Tea was prepared in the spacious kitchen, which had room enough and to spare for the fifteen people of all ages who were assembled there. It is a kitchen lifted bodily out of a story book, without one single alteration. The room is low, so that Farmer Goodenough touches the beams quite easily when he raises his hand, and his head only just clears the hams which are suspended from them; and it is panelled all the way round in oak. There are oak doors, oak cupboards, oak settles and tables, and an oak dresser, all with the polish of old age upon them and with much quaint carving; all of which is calculated to drive a connoisseur to covetousness and mental arithmetic. An immense fire roared up the great chimney, and its flames were reflected in the polished case of the mahogany grandfather's clock, which seemed to me rather out of place amongst so much oak, but which, with slow dignity, ticked off the time in one corner.

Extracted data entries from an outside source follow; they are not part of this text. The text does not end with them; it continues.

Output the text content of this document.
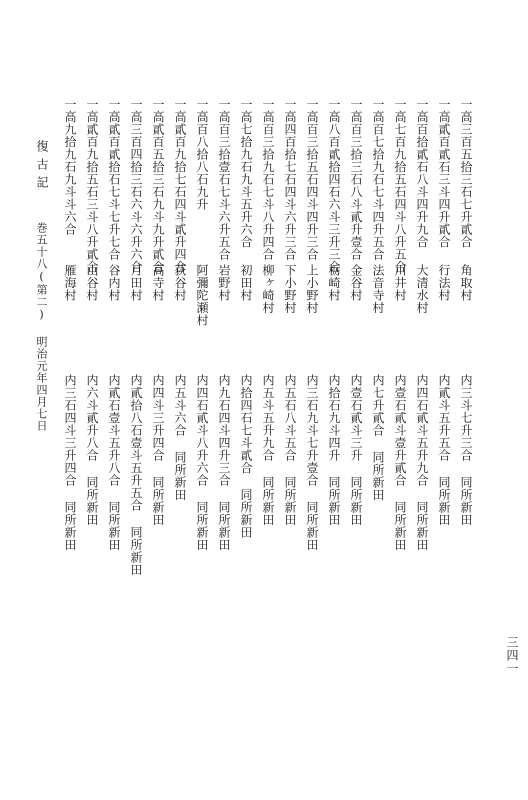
復古記
巻五十八(第二) 明治元年四月七日
一高三百五拾三石七升貳合
角取村
内三斗七升三合 同所新田
一高貳百貳石三斗四升貳合
行法村
内貳斗五升五合 同所新田
一高百拾貳石八斗四升九合
大清水村
内四石貳斗五升九合 同所新田
一高七百九拾五石四斗八升五合
川井村
内壹石貳斗壹升貳合 同所新田
一高百七拾九石七斗四升五合
法音寺村
内七升貳合 同所新田
一高百三拾三石八斗貳升壹合
金谷村
内壹石貳斗三升 同所新田
一高八百貳拾四石六斗三升三合
栃崎村
内拾石九斗四升 同所新田
一高百三拾五石四斗四升三合
上小野村
内三石九斗七升壹合 同所新田
一高四百拾七石四斗六升三合
下小野村
内五石八斗五合 同所新田
一高百三拾九石七斗八升四合
柳ヶ崎村
内五斗五升九合 同所新田
一高七拾九石九斗五升六合
初田村
内拾四石七斗貳合 同所新田
一高百三拾壹石七斗六升五合
岩野村
内九石四斗四升三合 同所新田
一高百八拾八石九升
阿彌陀瀬村
内四石貳斗八升六合 同所新田
一高貳百九拾七石四斗貳升四合
荻谷村
内五斗六合 同所新田
一高貳百五拾三石九斗九升貳合
高寺村
内四斗三升四合 同所新田
一高三百四拾三石六斗六升六合
月田村
内貳拾八石壹斗五升五合 同所新田
一高貳百貳拾石七斗七升七合
谷内村
内貳石壹斗五升八合 同所新田
一高貳百九拾五石三斗八升貳合
山谷村
内六斗貳升八合 同所新田
一高九拾九石九斗斗六合
雁海村
内三石四斗三升四合 同所新田
三四一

On the far side of the room, near the deeply recessed window, was the Christmas-tree—a huge tree for that low room, and gay with glittering glass ornaments in many grotesque shapes, brightly coloured toys, and wax candles, as yet unlighted.
The younger members of the party were gathered near it in a little group, whispering excitedly, and pointing out objects of delight with every one of which each individual had made himself familiar hours before.
Grandpa Goodenough, a hale old man of eighty, and to be distinguished from Grandfather Goodenough, his son, smoked a long clay pipe from his place on the settle near the hearth, and smiled on everybody. His daughter-in-law, who looked much too young to be a grandmother, bustled about in the scullery, being assisted in her activities by her eldest daughter, Ruth, and her son Ben's wife, Susie, and obstructed by her husband who, with a sincere desire to be useful, contrived to be always in the most inconvenient place at the most awkward time.